Stay the course. If you’re considering pulling money out of your retirement funds, know that this is the absolute worst time to do so. Buying high and selling low is a big mistake investors make. Even when it looks bad, it will look worse if you sell now and invest back in when the market is up and ahead again which it eventually will be. Retirement funds may be tempting, but you will regret if you touch them even during a pandemic.
4. Will things actually get worse than they are now?
It’s going to get worse before it gets better. But as the COVID-19 pandemic extends into the back half of 2020, it feels like it just won’t ever get better. But it will.
Crises in housing, education, employment, health, and personal finances existed before the pandemic, but have accelerated because of it. So, what can you do? How can you make things better?
Assess what kind of material support you need for yourself and your family. Is it food because you can’t afford groceries? Can you find and get the help from a food bank locally or a state agency?
Is it your rent or mortgage payment that is your problem? No matter what the most basic needs there are, communities and individuals can and will help. Talk to your lender or landlord and see what can be done.
Maybe your problems aren’t as bad as your neighbors? You can help even when you think you can’t. The main issue is to look at your problems in a calm, rational way.
Living smarter isn’t a disaster and eventually, even if you need help now, you can bounce back when job, health, and normalcy returns. It will help to think that way.
5. Can you find ways to increase your income or start new income streams even during a pandemic?
Congratulations for just considering that you can do either of these two smart things. You haven’t stopped trying and you are still in the game to win, COVID-19 or not.
When first starting and planning a new income stream or business, most people focus on creating a product, building a website, planning a marketing campaign, and even setting up an online or an actual retail store. They have this great idea for a product. It’s a sure winner. So they develop a whole business around that product which they hope will produce a profitable income.
It sounds like a great plan to develop a thriving business. But there is a big important first step missing and that is figuring out if there’s a market for that product or service. Are there actual customers out there who want to buy what you are selling? That’s the first thing you must determine if you are looking to increase your income or start/expand a new business.
Rather than coming up with a great idea that nobody has come up with yet and hoping there is a market for it, instead find out what people are already buying and create a service or product that fills that existing need. That way you already know it’s a winner.

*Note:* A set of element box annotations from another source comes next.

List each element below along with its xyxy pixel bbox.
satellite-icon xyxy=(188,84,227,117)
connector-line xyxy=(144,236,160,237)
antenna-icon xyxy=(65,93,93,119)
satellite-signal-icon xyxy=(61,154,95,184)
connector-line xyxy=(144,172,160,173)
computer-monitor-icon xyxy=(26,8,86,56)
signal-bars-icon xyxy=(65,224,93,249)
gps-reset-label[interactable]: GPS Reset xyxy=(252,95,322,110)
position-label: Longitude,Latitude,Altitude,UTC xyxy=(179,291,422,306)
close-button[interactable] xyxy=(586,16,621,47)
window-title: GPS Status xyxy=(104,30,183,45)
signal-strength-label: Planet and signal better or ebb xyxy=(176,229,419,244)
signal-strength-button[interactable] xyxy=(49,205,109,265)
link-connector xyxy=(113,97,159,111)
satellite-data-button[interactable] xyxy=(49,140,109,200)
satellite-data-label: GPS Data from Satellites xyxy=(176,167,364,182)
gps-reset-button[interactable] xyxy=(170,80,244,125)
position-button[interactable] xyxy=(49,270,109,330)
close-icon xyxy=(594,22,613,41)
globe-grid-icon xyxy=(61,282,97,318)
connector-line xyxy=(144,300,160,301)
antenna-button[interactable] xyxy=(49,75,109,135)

The truth is in most cases, if something isn’t being done already, it’s not because nobody has thought of it before, but rather people have already tried it and it’s failed because there is no market for it.
It’s been a rough five months behind us and it may be another rough period ahead. That’s why you must have a plan and the first step in making a plan is to ask yourself the tough questions. When you do that, you can begin to find the best answers for you.
While they answers vary for each person, essentially we all have to plan for our future and that means being prepared for anything including a health crisis or joblessness or economic recession. Even if you never thought about it before, you can see it now and only a few people were actually prepared for it. Most of us weren’t.
Are you ready to tackle these money challenges? What will you do to be prepared for your future after COVID-19?